Connectivity Concerns 
For connectivity options, the most basic feature is called raw socket. The device server simply encapsulates the serial data into IP packets and hopes that the receiving application or device on the network knows how to handle this information. The problem is that very few applications or devices installed in the BAS world today actually support a raw TCP/IP connection.

This is where device servers really begin to differ. A key requirement for many applications that involve a PC connection to a serial device over Ethernet is called COM Port Redirection software. The best-of- breed vendors offer software that runs as a driver on the host computer to create a "Virtual COM Port," which allows any application that normally communicates with a serial device via a COM port to now communicate over the Ethernet to the end device as if it were a COM connection. This is done by mapping a "Virtual Com Port" (say COM 10) to the IP address of the device server.

Another type of connection is called a Serial Tunnel. The premise is that two device servers are used as a serial cable extension. One device server connects to a serial device at one end and routes the serial data over Ethernet to another device server at the opposite end where the data from Ethernet is converted back to serial.

PortServer TS productsAbove and Beyond 
Another type of device server goes a step further to create a protocol-aware "intelligent gateway" that converts one type of serial protocol to its Ethernet equivalent. An example of a popular gateway function is converting Modbus serial (ASCII or RTU) to ModbusTCP. This function allows any application or device that uses ModbusTCP as its primary protocol to communicate natively with a serial Modbus device.

Latency is another concern. When serial data is turned into Ethernet packets, latency can become an issue. Applications that worked just fine when plugged directly into a PC COM port suddenly behave erratically or don't work at all when connected to a device server. Only a few device servers that support a "low latency" mode can successfully communicate with virtually any serial protocol.

Of course, wireless requirements are becoming more prevalent today. Careful research will uncover only a few vendors that actually convert serial data into WiFi (802.11b) signals, which allow users to throw away the Ethernet cables altogether.
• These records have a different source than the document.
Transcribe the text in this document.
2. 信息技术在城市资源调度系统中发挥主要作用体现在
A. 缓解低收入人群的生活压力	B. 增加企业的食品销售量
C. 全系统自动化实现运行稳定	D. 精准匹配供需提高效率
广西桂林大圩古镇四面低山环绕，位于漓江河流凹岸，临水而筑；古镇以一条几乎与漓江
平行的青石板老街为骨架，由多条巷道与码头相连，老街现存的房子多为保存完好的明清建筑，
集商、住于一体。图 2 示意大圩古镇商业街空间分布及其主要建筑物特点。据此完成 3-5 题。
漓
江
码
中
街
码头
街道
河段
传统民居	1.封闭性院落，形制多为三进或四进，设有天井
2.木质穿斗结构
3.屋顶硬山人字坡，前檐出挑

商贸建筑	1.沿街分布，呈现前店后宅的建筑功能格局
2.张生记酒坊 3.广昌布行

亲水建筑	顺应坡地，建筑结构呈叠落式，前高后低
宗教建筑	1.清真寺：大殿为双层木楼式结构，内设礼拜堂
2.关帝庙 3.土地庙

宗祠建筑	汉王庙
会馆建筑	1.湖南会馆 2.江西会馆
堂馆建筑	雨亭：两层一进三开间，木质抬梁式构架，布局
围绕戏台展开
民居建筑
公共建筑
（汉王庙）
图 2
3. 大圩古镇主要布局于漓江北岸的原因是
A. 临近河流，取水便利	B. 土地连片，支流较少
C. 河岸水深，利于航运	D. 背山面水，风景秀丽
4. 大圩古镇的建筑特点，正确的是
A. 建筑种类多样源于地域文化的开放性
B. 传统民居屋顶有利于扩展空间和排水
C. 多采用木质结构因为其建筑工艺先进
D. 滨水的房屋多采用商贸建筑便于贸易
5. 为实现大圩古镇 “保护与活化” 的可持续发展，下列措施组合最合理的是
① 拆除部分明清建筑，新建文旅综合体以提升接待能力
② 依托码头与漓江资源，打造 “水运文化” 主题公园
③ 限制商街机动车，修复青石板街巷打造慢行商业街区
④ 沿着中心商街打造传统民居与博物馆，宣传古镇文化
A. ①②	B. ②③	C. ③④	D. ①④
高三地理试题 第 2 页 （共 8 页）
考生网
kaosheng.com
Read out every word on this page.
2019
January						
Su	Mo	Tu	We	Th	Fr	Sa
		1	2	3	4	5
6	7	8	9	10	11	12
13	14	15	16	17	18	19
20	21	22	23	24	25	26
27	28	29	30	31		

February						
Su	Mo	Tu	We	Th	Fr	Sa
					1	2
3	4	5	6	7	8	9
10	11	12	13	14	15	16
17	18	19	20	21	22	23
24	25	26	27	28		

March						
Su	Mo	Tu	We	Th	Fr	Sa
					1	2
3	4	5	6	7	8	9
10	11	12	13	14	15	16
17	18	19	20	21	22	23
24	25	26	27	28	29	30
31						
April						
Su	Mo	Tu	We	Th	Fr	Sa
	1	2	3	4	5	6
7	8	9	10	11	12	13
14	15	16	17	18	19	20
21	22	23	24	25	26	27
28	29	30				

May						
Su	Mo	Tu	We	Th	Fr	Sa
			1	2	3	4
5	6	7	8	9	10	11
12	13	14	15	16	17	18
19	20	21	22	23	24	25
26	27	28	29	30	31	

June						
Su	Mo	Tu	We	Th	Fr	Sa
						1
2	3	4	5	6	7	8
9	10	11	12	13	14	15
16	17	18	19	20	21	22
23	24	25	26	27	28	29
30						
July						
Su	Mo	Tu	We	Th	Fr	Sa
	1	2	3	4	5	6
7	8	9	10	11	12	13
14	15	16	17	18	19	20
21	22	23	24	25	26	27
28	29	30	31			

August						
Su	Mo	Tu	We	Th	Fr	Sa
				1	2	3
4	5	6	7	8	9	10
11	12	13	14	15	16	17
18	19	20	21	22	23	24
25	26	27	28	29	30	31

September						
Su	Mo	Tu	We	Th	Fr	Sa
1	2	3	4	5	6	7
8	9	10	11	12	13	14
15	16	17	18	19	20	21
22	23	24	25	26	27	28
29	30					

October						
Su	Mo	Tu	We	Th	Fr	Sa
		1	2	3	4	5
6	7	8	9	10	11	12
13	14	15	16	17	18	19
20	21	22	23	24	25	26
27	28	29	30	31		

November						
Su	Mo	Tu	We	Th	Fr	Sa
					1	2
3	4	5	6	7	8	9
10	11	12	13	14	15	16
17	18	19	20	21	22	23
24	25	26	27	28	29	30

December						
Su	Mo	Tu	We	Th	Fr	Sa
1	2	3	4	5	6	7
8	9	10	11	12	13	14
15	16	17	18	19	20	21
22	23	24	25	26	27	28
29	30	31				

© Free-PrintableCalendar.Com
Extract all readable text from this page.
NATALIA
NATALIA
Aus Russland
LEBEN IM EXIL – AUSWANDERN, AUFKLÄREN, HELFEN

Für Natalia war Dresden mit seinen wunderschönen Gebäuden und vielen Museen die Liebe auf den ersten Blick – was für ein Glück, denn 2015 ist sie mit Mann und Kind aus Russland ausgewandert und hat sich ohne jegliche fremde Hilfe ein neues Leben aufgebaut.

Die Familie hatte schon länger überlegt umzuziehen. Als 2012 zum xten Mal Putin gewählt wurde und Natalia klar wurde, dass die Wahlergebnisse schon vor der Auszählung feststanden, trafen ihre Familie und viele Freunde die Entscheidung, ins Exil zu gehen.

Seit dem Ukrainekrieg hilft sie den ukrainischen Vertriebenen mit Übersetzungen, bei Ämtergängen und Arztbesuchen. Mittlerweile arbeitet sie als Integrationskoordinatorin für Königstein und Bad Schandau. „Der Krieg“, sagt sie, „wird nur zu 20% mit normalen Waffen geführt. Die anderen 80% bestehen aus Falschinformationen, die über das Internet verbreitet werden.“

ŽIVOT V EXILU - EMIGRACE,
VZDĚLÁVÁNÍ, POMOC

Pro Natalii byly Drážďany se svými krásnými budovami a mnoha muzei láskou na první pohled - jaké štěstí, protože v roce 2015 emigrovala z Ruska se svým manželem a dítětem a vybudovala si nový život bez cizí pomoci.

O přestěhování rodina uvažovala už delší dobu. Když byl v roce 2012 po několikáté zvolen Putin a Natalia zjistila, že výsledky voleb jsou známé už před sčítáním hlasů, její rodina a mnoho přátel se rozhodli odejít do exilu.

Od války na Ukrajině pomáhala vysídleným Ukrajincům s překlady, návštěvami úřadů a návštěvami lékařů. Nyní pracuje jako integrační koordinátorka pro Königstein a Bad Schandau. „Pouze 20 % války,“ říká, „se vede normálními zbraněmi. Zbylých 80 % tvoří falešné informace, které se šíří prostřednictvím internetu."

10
At least one company meets all of the device server requirement needs. Digi International, based in Minnetonka, MN, has honed its serial connectivity skills since 1985. Today, offerings targeting the Building Automation space include its line of serial to Ethernet products like Digi One TS and PortServer TS products, as well as its Digi One SP and IA device servers.

Digi One TS and PortServer TS products

Lester Karplus of Time Centre used Digi device servers in his Time and Attendance application. According to Karplus: "It allowed us to add IP connectivity where we did not have it before and to solve some problems where the IP solution we had was not adequate. Digi products are well designed and integrated quickly and easily into our application."

Of course, no one product will solve all of your connectivity needs, but as Ethernet creeps its way into your facility, your choices will continue to grow. And as long as you utilize legacy equipment, those serial devices will continue to require TCP/IP integration, for which today, there is no better solution than device servers.